Zwar wird das Vorankommen nach Süden und Osten durch die
tiefstehende Sonne mit ihrer Blendwirkung erstmal noch erschwert,
doch beschweren wollen wir uns darüber nicht.
Nachdem unsere
Räder wieder aus ihrem temporären Verliess entlassen
worden sind, rollen wir die paar Meter von der Innenstadt zum
Kocher und folgen dem Fluss flussaufwärts. Wie dieses Wetter
auch gleich Laune macht. Die Wiesen tauglitzernd, der Himmel tiefblau,
die Temperaturen noch angenehm kühl. Zuerst leitet uns ein
Asphaltsträsslein schön flach den Talgrund entlang,
während über Kocherstetten die Silhouette eines Schlosses
in Sicht kommt. Ein paar Minuten später radeln wir unter
der gigantischen Kochertalbrücke hindurch, wo mir schon beim
Blick nach oben schwindlig wird. Wir wechseln immer wieder mal
vom Talgrund auf halbe Hanghöhe und erleben somit verschiedene
Perspektiven.
Am späten
Vormittag nähern wir uns Schwäbisch Hall. Diesmal begnügen
wir uns nicht mit dem Stadtpanorama aus verschachtelten Fachwerkhäusern,
das man vom Fluss aus sieht, wir radeln auch noch hoch zum Marktplatz
mit der St. Michaelskirche samt ihrer steilen Treppe und den eindrucksvollen
Fassaden der angrenzenden Gebäude. Schnuckelige Stadt.
Jenseits
von Schwäbisch Hall ändert sich die Gegend und der Radweg
führt vom Flusstal hinauf auf das Plateau.
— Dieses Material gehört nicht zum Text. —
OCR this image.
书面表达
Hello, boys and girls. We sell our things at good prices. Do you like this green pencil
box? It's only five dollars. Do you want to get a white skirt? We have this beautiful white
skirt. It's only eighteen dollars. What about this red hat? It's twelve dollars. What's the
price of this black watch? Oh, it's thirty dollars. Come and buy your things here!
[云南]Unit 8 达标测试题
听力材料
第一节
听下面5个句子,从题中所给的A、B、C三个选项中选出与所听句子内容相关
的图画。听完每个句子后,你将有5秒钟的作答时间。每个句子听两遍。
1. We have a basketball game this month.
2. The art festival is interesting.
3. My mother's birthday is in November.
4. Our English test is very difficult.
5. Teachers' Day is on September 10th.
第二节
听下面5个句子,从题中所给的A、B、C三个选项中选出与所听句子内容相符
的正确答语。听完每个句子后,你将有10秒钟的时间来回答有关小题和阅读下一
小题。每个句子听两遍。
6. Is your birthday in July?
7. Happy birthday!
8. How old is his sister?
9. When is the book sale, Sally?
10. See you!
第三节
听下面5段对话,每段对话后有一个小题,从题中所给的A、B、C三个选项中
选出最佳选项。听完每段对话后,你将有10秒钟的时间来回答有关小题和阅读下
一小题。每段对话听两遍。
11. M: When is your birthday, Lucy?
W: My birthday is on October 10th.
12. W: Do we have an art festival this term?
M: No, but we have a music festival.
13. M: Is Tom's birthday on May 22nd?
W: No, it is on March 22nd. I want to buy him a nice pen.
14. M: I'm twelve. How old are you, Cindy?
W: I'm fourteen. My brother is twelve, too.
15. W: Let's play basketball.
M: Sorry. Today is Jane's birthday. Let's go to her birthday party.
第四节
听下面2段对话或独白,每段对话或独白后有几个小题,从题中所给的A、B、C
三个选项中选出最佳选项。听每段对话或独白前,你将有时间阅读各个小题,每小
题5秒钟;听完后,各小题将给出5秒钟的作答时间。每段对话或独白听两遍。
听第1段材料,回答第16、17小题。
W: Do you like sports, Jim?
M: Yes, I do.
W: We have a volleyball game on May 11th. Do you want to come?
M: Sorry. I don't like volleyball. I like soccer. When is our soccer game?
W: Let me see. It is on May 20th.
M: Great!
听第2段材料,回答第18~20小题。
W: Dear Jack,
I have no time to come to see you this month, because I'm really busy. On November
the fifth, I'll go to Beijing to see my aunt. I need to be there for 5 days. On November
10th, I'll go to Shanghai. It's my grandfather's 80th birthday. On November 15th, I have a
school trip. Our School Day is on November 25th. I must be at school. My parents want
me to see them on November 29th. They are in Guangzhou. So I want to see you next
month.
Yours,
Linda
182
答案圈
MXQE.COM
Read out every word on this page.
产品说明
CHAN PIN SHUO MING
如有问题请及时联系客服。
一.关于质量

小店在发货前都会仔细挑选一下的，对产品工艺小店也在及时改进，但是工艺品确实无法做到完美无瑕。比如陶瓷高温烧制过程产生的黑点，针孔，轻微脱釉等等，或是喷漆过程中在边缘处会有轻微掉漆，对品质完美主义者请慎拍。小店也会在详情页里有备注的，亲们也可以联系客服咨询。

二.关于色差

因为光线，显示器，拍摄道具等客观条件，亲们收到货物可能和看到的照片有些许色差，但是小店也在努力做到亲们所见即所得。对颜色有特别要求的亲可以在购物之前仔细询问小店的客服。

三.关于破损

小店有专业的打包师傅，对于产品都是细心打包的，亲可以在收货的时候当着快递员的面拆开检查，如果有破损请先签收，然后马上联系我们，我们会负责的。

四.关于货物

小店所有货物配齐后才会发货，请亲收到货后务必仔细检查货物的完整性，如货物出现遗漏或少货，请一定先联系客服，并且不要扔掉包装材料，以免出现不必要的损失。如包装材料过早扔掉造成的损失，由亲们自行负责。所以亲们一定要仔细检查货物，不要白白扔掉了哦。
Wie immer, wird
das mit einem weiten Blick übers Land begleitet. So geht
das leicht wellig dahin, bis kurz vor Gaildorf dann eine fast
wieder ans Allgäu erinnernde Gegend mit Weiden und Nadelwäldern
auf uns wartet.
Bei dem Kaiserwetter
will man natürlich auch nach dem Etappenende noch möglichst
lange draussen sein, doch unser heutiges Hotel liegt leider an
der Bundesstrasse und der im Bed&Bike-Verzeichnis angegebene
Gastgarten erweisst sich als unbrauchbar, da auch er zur grossen
Strasse mit dem Schwerverkehr hin zeigt. Nachdem wir seit Gaildorf
eh wieder damit konfrontiert sind und uns in unserer Fantasie
einen ruhigen Garten zum Ausklang vorgestellt hatten, sind wir
natürlich enttäuscht. Auf der anderen Seite des Hotels
sind auch noch Handwerker am Werkeln, denn dort entsteht eine
Terrasse. Das ist einerseits gut, anderseits sind wir wohl eine
Saison zu früh hier. Allerdings finden wir dann trotzdem
noch ein Plätzchen, an dem wir halbwegs Ruhe und noch viel
Spätnachmittags- und Abendsonne finden.